A vast complex of monuments surrounding Britain’s prehistoric Stonehenge site has been revealed using hi-tech underground scanning, archaeologists said Wednesday.
The mysterious circle of standing stones, on Salisbury Plain in southwest England, is one of the most iconic ancient sites in Europe and was long thought to stand alone.
But high-resolution scanning of the 12 square kilometres around it, penetrating three metres below the ground, has found it was surrounded by 17 neighbouring shrines.
The four-year study used magnetometers — advanced metal detectors — ground-penetrating radar, electromagnetic sensors and three-dimensional laser scanners.
It uncovered finds dating back 6,000 years, including evidence of 17 previously unknown wooden or stone structures as well as dozens of burial mounds.
They include giant pits, some of which appear to form astronomical alignments.
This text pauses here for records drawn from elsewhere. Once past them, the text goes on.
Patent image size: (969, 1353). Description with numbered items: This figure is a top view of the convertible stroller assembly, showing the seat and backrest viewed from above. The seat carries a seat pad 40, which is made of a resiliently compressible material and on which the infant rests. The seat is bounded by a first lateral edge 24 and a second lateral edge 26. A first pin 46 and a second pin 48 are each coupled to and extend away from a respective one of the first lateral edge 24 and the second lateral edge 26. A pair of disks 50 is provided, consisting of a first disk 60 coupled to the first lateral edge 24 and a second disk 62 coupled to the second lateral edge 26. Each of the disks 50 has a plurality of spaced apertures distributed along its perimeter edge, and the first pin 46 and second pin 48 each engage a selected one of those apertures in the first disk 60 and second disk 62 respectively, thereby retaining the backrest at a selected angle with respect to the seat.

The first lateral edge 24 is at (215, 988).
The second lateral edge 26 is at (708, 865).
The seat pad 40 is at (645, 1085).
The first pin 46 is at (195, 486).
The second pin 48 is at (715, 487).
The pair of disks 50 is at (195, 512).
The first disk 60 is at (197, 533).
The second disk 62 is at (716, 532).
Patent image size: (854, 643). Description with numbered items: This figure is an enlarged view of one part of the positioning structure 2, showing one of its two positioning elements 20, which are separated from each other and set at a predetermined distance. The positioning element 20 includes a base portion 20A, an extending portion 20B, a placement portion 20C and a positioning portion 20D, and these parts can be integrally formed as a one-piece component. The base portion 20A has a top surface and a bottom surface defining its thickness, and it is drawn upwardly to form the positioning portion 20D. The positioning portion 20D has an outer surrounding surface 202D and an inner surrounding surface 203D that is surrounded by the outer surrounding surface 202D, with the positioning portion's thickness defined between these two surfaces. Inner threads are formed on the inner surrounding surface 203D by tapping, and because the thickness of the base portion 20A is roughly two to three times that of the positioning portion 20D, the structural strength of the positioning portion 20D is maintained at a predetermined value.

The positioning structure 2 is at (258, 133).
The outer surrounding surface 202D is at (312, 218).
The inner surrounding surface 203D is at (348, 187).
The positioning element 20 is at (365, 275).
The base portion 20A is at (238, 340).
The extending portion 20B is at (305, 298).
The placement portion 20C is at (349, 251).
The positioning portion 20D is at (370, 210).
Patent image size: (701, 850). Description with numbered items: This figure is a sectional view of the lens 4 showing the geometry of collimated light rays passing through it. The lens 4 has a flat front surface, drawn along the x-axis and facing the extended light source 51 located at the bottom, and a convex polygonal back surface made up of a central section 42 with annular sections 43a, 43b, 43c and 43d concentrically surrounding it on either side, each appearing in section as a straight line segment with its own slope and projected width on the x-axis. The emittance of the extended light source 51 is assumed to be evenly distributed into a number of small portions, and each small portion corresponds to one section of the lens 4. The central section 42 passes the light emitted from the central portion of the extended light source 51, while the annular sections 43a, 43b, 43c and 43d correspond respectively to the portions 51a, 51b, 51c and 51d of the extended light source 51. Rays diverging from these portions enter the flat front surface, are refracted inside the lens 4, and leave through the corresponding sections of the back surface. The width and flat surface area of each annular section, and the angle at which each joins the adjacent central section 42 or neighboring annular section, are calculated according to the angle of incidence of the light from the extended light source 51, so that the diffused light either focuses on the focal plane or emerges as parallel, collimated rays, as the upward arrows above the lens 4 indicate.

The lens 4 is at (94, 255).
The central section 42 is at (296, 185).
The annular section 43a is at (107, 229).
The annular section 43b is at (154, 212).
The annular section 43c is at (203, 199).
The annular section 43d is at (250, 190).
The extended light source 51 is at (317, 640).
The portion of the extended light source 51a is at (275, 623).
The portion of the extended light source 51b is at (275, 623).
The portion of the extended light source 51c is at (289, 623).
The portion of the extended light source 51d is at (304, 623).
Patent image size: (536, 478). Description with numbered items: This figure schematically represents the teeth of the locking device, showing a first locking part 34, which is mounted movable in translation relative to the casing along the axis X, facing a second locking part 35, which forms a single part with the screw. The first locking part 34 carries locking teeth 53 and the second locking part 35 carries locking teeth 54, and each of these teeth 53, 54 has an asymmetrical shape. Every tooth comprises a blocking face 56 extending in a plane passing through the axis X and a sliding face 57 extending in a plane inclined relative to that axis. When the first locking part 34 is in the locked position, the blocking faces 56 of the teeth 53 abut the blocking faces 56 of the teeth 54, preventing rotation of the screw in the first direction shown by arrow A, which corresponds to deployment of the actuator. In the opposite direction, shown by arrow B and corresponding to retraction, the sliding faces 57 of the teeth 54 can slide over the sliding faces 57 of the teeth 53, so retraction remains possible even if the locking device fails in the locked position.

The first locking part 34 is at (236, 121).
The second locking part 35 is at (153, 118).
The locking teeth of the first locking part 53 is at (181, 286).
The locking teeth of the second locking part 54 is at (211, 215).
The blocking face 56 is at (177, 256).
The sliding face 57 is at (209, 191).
The nearby Durrington Walls “super-henge”, which has a circumference of nearly a mile (1.5 kilometres), was once flanked by up to 60 posts or stones up to three metres high, the scans showed.
Many burial mounds were found, including one barrow 33 metres long, within which signs of a giant timber building were found.
It is suggested this was the site of complex rituals involving the dead, including the removal of flesh and limbs.
A UNESCO world heritage site, Stonehenge is one of the most impressive prehistoric megalithic monuments anywhere due to its size, sophisticated concentric plan and architectural precision.
It is suggested that the layout formed a theatrical arrangement, with Stonehenge gradually emerging from the landscape as visitors walked towards it on an ancient processional route.